Le thème de cette conférence est d’un très grand intérêt pour l’Organisation des Nations Unies.


Déjà, la mondialisation a transformé le monde où nous travaillons.


L’Organisation des Nations Unies a été fondée en 1945, pièce maîtresse d’un nouvel ordre international dans lequel on partait du principe que les États-nations jouaient les premiers rôles et que l’agression d’un État par un autre État était la principale menace à redouter. Et l’économie internationale était alors la somme d’économies nationales distinctes commerçant entre elles.


Le monde d’aujourd’hui est très différent. Au cours des dernières décennies, les guerres civiles, le nettoyage ethnique et les actes de génocide ont fait beaucoup plus de morts que la guerre classique entre États. Jusque dans les régions du monde relativement prospères et pacifiques, c’est moins la menace d’une attaque armée venant d’un autre État qui empêche de dormir que la peur de ce que pourraient faire une poignée de fanatiques – armés peut-être seulement de cutters, comme ceux qui se sont attaqués aux États-Unis en septembre dernier ou, ce qui est encore plus terrifiant, disposant d’armes de destruction massive achetées illicitement sur ce grand marché aux armes qui ne tient guère compte des frontières des États.

De même, l’adjectif « internationale » n’est plus celui qui convient le mieux pour décrire l’économie mondiale d’aujourd’hui. Aussi spectaculaire que soit l’essor du commerce international depuis 1945, il n’est rien par rapport à la croissance des investissements transfrontaliers. Aussi est-il aujourd’hui difficile d’apposer une étiquette nationale sur bien des sociétés et des produits. L’économie est réellement mondiale.

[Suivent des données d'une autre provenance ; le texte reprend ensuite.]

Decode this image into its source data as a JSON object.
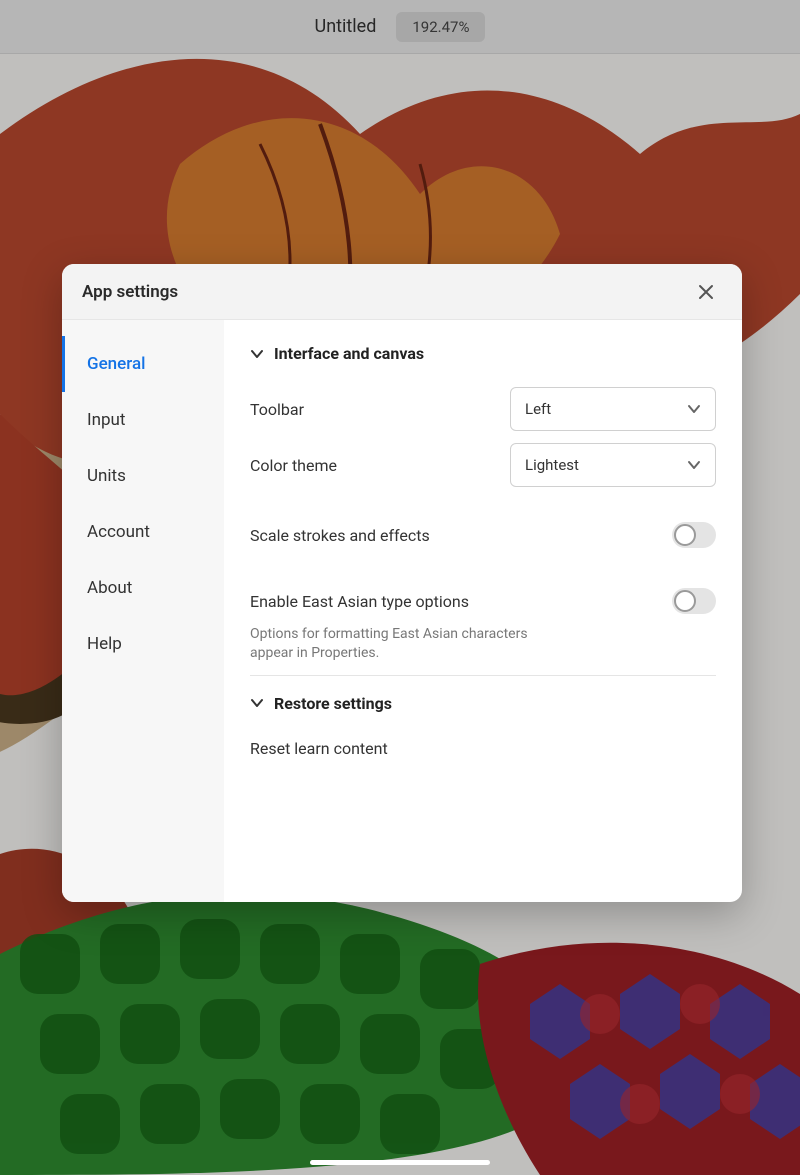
{
  "header": {
    "document_title": "Untitled",
    "zoom": "192.47%"
  },
  "modal": {
    "title": "App settings",
    "sidebar": {
      "items": [
        {
          "label": "General",
          "active": true
        },
        {
          "label": "Input",
          "active": false
        },
        {
          "label": "Units",
          "active": false
        },
        {
          "label": "Account",
          "active": false
        },
        {
          "label": "About",
          "active": false
        },
        {
          "label": "Help",
          "active": false
        }
      ]
    },
    "content": {
      "interface_section": {
        "title": "Interface and canvas",
        "rows": {
          "toolbar": {
            "label": "Toolbar",
            "value": "Left"
          },
          "color_theme": {
            "label": "Color theme",
            "value": "Lightest"
          },
          "scale_strokes": {
            "label": "Scale strokes and effects",
            "enabled": false
          },
          "east_asian": {
            "label": "Enable East Asian type options",
            "description": "Options for formatting East Asian characters appear in Properties.",
            "enabled": false
          }
        }
      },
      "restore_section": {
        "title": "Restore settings",
        "reset_label": "Reset learn content"
      }
    }
  }
}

Et la rapidité et l’ubiquité des moyens de communication modernes, qui font que les mêmes images apparaissent en même temps sur les écrans de télévision et d’ordinateur dans le monde entier, annoncent aussi une société et une culture mondiales.


Ces phénomènes se jouent généralement des frontières nationales. Ils remettent en question l’autorité, voire la pertinence, des États-nations. Cela signifie qu’ils représentent aussi de nouveaux défis pour l’Organisation des Nations Unies.


Certains imaginent que l’ONU, en sa qualité d’institution mondiale, est elle-même une de ces forces supranationales qui sapent l’autorité des États. C’est une erreur. L’ONU, comme son nom l’indique, est essentiellement une association d’États-nations.


Il n’y a donc aucune contradiction entre ma fonction et la thèse que je voudrais vous soumettre, à savoir que, en dépit, ou plutôt en raison, de toutes les forces de mondialisation que je viens de mentionner, l’État souverain demeure une institution hautement pertinente et nécessaire, et qu’il est à vrai dire la pierre angulaire de la sécurité humaine.


Regardez cette ville de Genève, si calme et si prospère. Le serait-elle si un État fort et efficace n’y faisait pas respecter la primauté du droit?


Vous pensez peut-être que j’ai choisi un mauvais exemple, étant donné qu’à Genève un grand nombre des pouvoirs de l’État sont dévolus à la ville ou au canton, tandis que l’autorité strictement nationale de la Confédération suisse est relativement limitée. Qui plus est, la Suisse et sa multiplicité de langues nationales peut paraître un État-nation atypique.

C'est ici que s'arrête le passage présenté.